• Norm McLaughlin

Upgrading Your Hard Drive to an SSD


I've written previously about slow computers and about the benefit of upgrading your old hard drive to a Solid State Drive (SSD). Now I'd like to look at how you actually go about doing this.


In order to upgrade your computer from having a traditional SATA hard drive to an SSD you first need to replace the hard drive and following this you reinstall the operating system. You could clone the contents of your old drive to the new SSD but for the purpose of this article I shall assume we'll carry out a fresh install of the operating system on the SSD. I shall describe the basics of how to do this and it’s up to you as to whether you think you could do this yourself. If not, I'm always available to assist.


Replacement of the Hard Drive


Physically replacing your old hard drive with an SSD can be relatively straightforward or it can be a little more difficult, depending on the type of computer you’re upgrading.


Most straightforward is a typical desktop tower computer. In this case you'll simply remove the side of the computer, locate the existing hard drive, remove the screws holding it in position and then disconnect two cables plugged into the drive. One cable is for power and the other is for data. Then connect these cables to the corresponding positions on your new SSD. You're also likely to need a mounting bracket for your SSD which enables the 2.5" SSD to fit into a 3.5" hard drive bay in your desktop tower. This means you can screw the SSD neatly into the same position in the tower previously occupied by the hard drive. Alternatively, you may have a 2.5" bay built in to your desktop tower.


If you’re upgrading a laptop, the complexity of the procedure varies greatly from laptop to laptop. You may be advised to look for a video on the internet describing how to access the hard drive. Generally speaking you’ll need to remove the screws from the base of the laptop and carefully open it up, taking care not to damage any internal ribbon cables as you do so. Then locate the existing hard drive, remove the screws holding it in place, disconnect the power and data cables, and replace it with the SSD. In this case the drive you'll be removing is also 2.5" so it will be a straight swap for the SSD.


The final category of computer you might be upgrading would be an all-in-one desktop.
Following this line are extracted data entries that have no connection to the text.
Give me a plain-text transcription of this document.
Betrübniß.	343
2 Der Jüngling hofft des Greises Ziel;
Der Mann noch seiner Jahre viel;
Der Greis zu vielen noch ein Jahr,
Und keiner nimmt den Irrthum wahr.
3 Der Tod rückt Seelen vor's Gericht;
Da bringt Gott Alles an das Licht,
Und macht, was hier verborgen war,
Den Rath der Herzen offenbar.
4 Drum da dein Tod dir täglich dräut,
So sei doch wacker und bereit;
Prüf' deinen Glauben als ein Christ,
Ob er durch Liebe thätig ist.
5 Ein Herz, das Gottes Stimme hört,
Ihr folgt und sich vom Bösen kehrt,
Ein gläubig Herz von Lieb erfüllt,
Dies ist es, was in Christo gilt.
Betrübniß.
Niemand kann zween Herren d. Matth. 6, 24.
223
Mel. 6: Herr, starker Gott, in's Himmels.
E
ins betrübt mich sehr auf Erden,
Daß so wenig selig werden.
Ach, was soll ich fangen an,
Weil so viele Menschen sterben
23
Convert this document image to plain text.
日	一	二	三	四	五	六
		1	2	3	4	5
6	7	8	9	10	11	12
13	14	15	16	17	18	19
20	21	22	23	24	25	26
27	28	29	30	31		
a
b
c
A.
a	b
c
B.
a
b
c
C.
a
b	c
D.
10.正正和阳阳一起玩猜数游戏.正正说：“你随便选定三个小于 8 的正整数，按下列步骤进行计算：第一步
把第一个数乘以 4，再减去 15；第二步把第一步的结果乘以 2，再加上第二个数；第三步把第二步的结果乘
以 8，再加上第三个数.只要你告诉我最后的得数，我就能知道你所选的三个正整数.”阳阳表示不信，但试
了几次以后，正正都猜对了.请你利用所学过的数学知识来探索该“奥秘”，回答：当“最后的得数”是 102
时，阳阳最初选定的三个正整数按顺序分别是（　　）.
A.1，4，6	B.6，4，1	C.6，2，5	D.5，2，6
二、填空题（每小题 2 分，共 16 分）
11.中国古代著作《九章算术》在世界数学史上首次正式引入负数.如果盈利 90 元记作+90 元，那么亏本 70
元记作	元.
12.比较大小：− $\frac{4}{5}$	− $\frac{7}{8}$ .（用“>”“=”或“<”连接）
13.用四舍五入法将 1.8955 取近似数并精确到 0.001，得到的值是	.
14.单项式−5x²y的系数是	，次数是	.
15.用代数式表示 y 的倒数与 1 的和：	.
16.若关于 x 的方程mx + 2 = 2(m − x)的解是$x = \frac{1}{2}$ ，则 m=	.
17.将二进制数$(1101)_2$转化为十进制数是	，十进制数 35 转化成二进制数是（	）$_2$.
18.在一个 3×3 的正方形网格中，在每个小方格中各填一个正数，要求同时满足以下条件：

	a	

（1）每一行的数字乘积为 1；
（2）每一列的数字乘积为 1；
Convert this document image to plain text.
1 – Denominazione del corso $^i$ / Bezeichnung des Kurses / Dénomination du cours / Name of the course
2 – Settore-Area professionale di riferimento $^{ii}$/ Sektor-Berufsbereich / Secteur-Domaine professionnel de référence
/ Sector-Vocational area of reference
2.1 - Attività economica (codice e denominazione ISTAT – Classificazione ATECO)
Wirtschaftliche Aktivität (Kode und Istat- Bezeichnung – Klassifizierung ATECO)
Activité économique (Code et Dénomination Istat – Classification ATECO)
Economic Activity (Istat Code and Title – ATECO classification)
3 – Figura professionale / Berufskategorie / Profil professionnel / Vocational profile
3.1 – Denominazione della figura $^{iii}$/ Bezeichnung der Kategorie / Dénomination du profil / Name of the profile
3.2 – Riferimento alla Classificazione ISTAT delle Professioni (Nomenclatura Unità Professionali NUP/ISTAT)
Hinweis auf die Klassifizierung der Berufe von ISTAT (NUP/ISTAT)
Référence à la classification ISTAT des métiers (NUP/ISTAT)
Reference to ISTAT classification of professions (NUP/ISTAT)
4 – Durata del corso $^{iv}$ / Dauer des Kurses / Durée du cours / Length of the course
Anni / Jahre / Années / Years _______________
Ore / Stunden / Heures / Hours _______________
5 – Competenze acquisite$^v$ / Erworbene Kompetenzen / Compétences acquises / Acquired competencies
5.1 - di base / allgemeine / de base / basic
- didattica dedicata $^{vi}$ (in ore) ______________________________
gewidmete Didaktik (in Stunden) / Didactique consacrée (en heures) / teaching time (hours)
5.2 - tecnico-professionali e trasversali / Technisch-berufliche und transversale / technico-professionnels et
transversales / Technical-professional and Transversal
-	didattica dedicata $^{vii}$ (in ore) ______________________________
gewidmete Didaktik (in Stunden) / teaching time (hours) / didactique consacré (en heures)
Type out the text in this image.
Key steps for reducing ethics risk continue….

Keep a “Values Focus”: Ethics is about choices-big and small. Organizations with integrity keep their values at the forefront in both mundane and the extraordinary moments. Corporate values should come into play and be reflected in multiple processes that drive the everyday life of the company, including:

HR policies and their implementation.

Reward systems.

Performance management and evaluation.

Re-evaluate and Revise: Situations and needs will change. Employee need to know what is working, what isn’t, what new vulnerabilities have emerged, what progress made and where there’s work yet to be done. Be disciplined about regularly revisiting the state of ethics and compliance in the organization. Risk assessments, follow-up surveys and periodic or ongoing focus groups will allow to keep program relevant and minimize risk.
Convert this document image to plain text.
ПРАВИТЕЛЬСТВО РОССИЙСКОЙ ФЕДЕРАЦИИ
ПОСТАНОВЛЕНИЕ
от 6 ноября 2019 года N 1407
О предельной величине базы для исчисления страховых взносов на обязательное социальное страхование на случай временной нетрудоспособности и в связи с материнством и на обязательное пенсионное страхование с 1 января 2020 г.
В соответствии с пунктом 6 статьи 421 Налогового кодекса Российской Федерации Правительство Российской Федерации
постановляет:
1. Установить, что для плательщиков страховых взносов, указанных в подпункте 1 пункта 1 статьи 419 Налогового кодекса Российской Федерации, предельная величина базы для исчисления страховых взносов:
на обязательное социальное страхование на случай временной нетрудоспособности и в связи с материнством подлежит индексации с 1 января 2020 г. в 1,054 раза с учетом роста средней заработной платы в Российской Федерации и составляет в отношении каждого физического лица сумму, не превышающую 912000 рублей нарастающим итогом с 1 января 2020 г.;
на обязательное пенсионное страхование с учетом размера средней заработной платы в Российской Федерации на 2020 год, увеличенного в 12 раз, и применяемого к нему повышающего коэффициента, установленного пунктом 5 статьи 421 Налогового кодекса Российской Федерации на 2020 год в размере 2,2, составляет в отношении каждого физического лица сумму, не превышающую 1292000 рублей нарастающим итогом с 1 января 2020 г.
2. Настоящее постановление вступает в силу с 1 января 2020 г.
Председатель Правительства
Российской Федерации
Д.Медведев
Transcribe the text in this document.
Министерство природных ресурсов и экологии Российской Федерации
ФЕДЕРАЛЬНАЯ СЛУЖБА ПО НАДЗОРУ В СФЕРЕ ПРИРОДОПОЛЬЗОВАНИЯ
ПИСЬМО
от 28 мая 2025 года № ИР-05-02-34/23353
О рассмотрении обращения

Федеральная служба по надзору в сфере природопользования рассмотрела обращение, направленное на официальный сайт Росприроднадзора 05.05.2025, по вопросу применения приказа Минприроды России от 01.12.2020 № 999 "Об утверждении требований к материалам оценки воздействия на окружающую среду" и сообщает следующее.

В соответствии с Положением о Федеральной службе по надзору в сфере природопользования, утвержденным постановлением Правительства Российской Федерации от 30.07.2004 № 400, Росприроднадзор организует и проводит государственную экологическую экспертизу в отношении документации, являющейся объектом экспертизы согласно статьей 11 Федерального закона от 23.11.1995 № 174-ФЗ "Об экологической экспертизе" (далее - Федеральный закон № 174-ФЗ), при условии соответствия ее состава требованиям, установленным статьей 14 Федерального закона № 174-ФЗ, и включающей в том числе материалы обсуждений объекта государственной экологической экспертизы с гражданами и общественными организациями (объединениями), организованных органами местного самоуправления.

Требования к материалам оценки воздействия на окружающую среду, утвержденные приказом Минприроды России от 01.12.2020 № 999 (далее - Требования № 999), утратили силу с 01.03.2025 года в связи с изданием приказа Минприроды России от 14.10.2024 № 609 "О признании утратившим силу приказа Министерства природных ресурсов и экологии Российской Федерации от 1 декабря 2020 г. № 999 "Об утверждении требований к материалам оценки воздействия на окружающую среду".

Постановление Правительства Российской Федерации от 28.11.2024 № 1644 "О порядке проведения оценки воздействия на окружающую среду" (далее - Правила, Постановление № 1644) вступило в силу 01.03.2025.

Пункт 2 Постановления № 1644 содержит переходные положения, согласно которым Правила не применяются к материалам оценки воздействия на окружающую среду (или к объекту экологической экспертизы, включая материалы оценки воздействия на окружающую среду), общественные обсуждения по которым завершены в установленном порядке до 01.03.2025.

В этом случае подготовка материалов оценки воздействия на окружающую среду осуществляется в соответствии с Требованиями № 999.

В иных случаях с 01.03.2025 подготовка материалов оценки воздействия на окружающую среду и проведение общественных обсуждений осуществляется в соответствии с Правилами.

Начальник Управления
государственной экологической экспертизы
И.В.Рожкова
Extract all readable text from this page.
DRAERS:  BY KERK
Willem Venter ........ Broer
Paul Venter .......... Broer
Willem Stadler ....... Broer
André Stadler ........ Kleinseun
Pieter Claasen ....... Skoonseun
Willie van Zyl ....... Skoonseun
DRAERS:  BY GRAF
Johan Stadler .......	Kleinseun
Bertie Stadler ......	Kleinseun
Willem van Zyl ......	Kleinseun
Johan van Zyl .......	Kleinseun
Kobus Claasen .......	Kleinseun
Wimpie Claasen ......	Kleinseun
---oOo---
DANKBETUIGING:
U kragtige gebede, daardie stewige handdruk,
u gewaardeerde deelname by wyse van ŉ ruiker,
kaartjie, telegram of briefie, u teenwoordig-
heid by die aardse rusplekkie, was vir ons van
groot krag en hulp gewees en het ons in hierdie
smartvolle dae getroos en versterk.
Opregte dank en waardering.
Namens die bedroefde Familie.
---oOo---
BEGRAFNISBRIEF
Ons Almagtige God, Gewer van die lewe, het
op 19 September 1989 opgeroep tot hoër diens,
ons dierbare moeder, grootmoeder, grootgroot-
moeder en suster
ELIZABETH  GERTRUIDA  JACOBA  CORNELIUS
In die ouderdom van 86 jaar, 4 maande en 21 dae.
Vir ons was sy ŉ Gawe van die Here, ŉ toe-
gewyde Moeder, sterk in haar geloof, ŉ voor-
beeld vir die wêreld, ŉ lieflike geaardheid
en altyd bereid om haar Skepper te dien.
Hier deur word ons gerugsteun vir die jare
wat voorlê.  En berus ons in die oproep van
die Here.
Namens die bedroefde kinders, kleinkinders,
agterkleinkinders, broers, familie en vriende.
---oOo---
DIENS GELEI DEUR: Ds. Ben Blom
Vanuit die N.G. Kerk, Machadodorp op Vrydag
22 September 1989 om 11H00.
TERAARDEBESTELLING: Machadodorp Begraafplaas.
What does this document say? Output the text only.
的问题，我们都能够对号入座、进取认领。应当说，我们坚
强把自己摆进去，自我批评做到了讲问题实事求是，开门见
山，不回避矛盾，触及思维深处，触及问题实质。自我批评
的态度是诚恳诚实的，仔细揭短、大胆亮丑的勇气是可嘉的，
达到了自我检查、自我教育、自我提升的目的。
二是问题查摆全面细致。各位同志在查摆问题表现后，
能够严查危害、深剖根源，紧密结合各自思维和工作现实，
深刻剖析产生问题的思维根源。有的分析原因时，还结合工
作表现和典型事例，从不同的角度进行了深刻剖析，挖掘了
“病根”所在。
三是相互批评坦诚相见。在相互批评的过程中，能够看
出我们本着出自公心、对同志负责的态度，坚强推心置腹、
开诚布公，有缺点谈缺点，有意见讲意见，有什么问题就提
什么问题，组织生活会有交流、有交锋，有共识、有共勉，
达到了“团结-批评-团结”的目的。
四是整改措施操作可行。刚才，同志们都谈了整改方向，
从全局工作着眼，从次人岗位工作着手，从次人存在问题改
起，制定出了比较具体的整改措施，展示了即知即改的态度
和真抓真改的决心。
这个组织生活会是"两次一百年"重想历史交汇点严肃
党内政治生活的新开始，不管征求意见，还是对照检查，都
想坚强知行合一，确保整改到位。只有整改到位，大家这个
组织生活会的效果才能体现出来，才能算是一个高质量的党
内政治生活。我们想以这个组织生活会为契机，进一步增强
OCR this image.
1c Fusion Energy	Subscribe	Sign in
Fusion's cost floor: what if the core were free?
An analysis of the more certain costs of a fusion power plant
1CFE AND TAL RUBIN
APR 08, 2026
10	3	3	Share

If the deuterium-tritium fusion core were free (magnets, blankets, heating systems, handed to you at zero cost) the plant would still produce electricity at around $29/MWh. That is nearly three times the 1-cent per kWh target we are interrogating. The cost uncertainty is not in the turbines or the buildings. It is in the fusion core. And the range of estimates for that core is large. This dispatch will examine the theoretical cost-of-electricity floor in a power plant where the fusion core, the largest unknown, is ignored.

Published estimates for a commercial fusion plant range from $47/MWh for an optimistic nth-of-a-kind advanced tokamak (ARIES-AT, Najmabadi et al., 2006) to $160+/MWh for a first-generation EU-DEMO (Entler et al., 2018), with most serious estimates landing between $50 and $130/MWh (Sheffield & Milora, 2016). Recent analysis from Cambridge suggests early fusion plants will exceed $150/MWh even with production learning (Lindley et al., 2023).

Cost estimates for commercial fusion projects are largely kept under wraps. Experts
These include both Windows all-in-one computers and iMac’s. Again you may be advised to search for suitable instructions on the internet in order to establish how to disassemble the computer.


In the case of most Windows all-in-one desktops you'll remove the base and then the back of the computer in order to access the hard drive. In the case of an iMac you’ll be accessing the hard drive from the front which will involve first removing the glass and LCD. In both cases you'll then remove the screws holding the hard drive in place, followed by the power and data cables, and then swap out the drive for your new SSD. As with the procedure for a desktop tower, you're likely to require a mounting bracket in order to be able to screw the SSD neatly into your computer before reassembling it.


Reinstallation of the Operating System


Having replaced your old hard drive with the new SSD and reassembled the computer you're now ready to install the operating system. In order to do this you’ll need to create Windows 10 or macOS installation media, which could either be on a USB or a disk.


If you’re running Windows you can download Windows 10 and create your installation media by following Microsoft’s instructions on their Windows 10 download page. Note that if your computer is currently running Windows 7 you can upgrade to Windows 10 and activate this at no cost using your existing Windows 7 license key.


If your computer is a Mac you'll first need to check what is the latest version of the macOS which can be installed on your model. Then follow Apple’s instructions to create the installation media.


Having created your installation media you'll need to insert the USB or disc into your computer and boot from the installation media. You may need to search the internet for instructions on how to do this and the steps you’ll need to follow during the installation. Then follow the instructions to install Windows 10 or macOS. When you restart your computer, you'll have a clean installation running on a much faster computer which should really have the feel of a brand new computer.


This has been a very top-level overview of the procedure involved in upgrading the hard drive in your computer from a traditional SATA drive to an SSD. Depending on your level of technical expertise and confidence you may be able to do this yourself. If not, feel free to get in touch and I'll be able to assist you. In most cases the procedure described here would take little more than an hour.